I am a big fan of holding property with a long horizon. Whether you like rentals or not, it is one investment, that given enough time, will always produce for you. There are limited amounts of it, and people need a place to live. All real assets will do well over time, which is why I believe it is much safer than stocks, bonds, or other paper assets. With that said, it is good to diversify, and I am not saying pour all of your money into rentals; but I am saying if you are not in the game you are making it tougher on your future.
If you are going to hold rentals, or you already are, it is important to do the best you can to get the most benefit you can. Here are 5 tips I have learned over the years to improve your profits.
1. Negotiate with the deposit
2. Make the tenant pay the water
3. Use rent to own to reduce maintenance costs
4. Use an off-white semi-gloss paint
5. De-carpet your units
Negotiate with the deposit
When a qualified tenant prospect needs to negotiate to move into your rental, always negotiate the deposit and never the rent. The deposit is their money, so if you end up taking a little less it won’t affect your profit. Most tenants worry about how much money they need, not how the money is applied, so if you take the deposit in payments or take less, they are normally thrilled and grateful. This is also a great way to increase cash flow on a rent to own. Always ask for more option money than the tenant has so you can take some of it in payments. This should increase your monthly cash flow on each rent to own by $100 or more.

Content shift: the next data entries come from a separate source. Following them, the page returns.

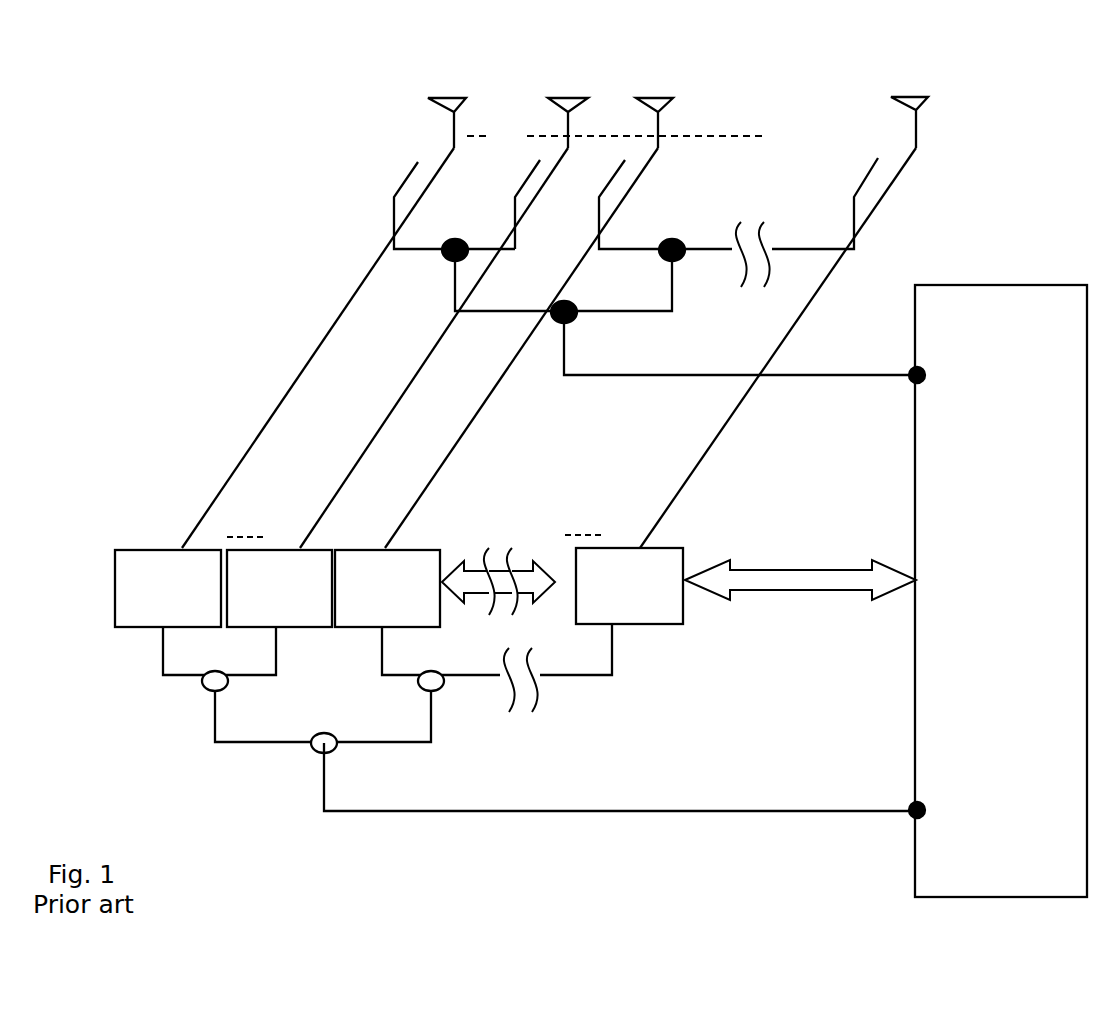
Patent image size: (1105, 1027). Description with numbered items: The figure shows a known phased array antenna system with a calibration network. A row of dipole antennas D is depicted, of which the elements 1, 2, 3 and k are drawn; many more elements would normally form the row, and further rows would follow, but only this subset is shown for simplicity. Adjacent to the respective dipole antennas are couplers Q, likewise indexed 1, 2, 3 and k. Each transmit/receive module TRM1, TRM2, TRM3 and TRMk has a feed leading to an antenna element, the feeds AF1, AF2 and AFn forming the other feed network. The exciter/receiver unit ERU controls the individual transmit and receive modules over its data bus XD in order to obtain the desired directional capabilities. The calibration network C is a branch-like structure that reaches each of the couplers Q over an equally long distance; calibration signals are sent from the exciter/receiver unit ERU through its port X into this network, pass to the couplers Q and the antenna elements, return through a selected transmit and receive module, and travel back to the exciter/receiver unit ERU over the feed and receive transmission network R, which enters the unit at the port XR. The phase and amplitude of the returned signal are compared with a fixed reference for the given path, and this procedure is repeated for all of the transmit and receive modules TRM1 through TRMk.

The dipole antennas D is at (563, 82).
The first antenna element / coupler index 1 is at (448, 150).
The second antenna element / coupler index 2 is at (534, 150).
The third antenna element / coupler index 3 is at (657, 150).
The k-th antenna element / coupler index k is at (784, 300).
The couplers Q is at (542, 232).
The feed AF1 is at (318, 348).
The feed AF2 is at (434, 348).
The feed AFn is at (521, 348).
The T/R module TRM1 is at (168, 588).
The T/R module TRM2 is at (279, 582).
The T/R module TRM3 is at (387, 588).
The T/R module TRMk is at (624, 579).
The exciter/receiver unit ERU is at (1001, 591).
The calibration network C is at (740, 343).
The port X is at (932, 372).
The data bus XD is at (828, 580).
The feed and receive transmission network R is at (620, 777).
The receive port XR is at (940, 809).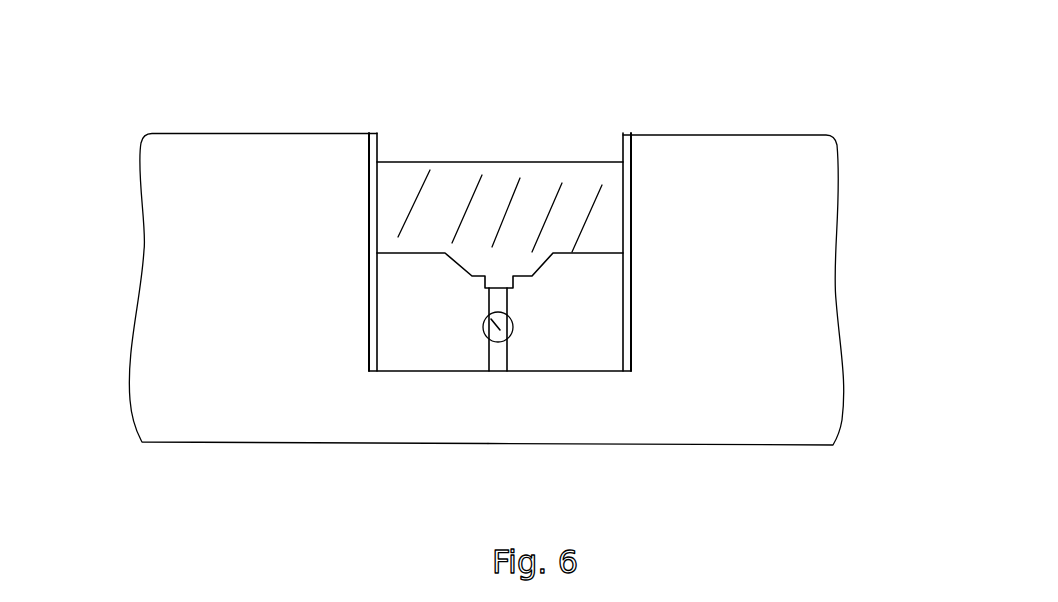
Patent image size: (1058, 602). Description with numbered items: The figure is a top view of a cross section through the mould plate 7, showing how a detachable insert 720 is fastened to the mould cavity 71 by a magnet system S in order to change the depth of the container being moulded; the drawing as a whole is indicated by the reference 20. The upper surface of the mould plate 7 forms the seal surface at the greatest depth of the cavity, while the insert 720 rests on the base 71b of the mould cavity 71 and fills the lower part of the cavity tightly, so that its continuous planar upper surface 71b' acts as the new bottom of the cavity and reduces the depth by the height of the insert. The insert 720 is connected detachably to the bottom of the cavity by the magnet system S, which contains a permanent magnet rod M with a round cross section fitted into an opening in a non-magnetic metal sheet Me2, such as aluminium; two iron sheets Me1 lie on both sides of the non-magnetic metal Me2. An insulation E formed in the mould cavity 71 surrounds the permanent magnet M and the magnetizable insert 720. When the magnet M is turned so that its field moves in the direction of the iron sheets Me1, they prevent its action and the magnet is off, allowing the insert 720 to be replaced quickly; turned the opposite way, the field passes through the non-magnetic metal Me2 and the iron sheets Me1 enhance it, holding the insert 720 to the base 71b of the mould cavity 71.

Make the tenant pay the water
This has been a tough one for me because I was taught, and always believed, that tenants expect the landlord to pay the water. I think I was taught this because the water company is the only utility provider that can place a lien for non-payment. The truth is most tenants will pay their own water, even if it is not a rent to own. It is becoming more common and will be a huge difference to your bottom line. The fact that the water company can lien your property should not scare you. Think about it… what is the worst that can happen? You need to pay the water bill?
Use rent to own to reduce maintenance costs
I love rent to own. One of the reasons I love rent to own is because it can almost eliminate maintenance costs and headaches. The gurus will tell you that it doesn’t eliminate maintenance issues, but that is just not true. There is always a chance the tenant will ask for your help to pay for something, but it does eliminate a lot of the problems and the tenant will take better care of the property so there will be less damage.
Use an off-white semi-gloss paint
When I was going through the process of building my home, I did not even think about what kind of paint the builder would be using. I picked out the color I wanted and that was that. Well, once I moved in I realized the entire house is painted with a flat paint. It makes sense because it is the cheapest to buy, but with two little girls running around it was the wrong paint to use. My youngest, Lexi, loves to draw on the walls. I cannot figure out how to stop her from doing this, or how she is finding the markers she uses. Maybe her older sister is in on the game? The point is, even washable markers do not come off of a flat paint. When you try to clean it you rub the paint right off. Had it been semi-gloss or even an eggshell, the markings would wipe right off and we would not be forced to touch up the paint. Think about how nice it would be to go into your rental once a tenant moves out and just clean the walls and not worry about repainting each time. Semi-gloss is the easiest to clean.
De-carpet your units
I have heard this over and over. The idea is to make your rentals as hard to damage as possible. Carpet is easy to damage and it is not uncommon to get one or two years out of a seven year carpet with heavy tenant use. Wood will last forever. Even when wood is scratched, it still looks nice and does not normally need to be repaired. If it is solid wood, even if there is damage, it is cheaper to sand and stain it than to re-carpet. It is a higher cost going in, but is well worth it in the long run.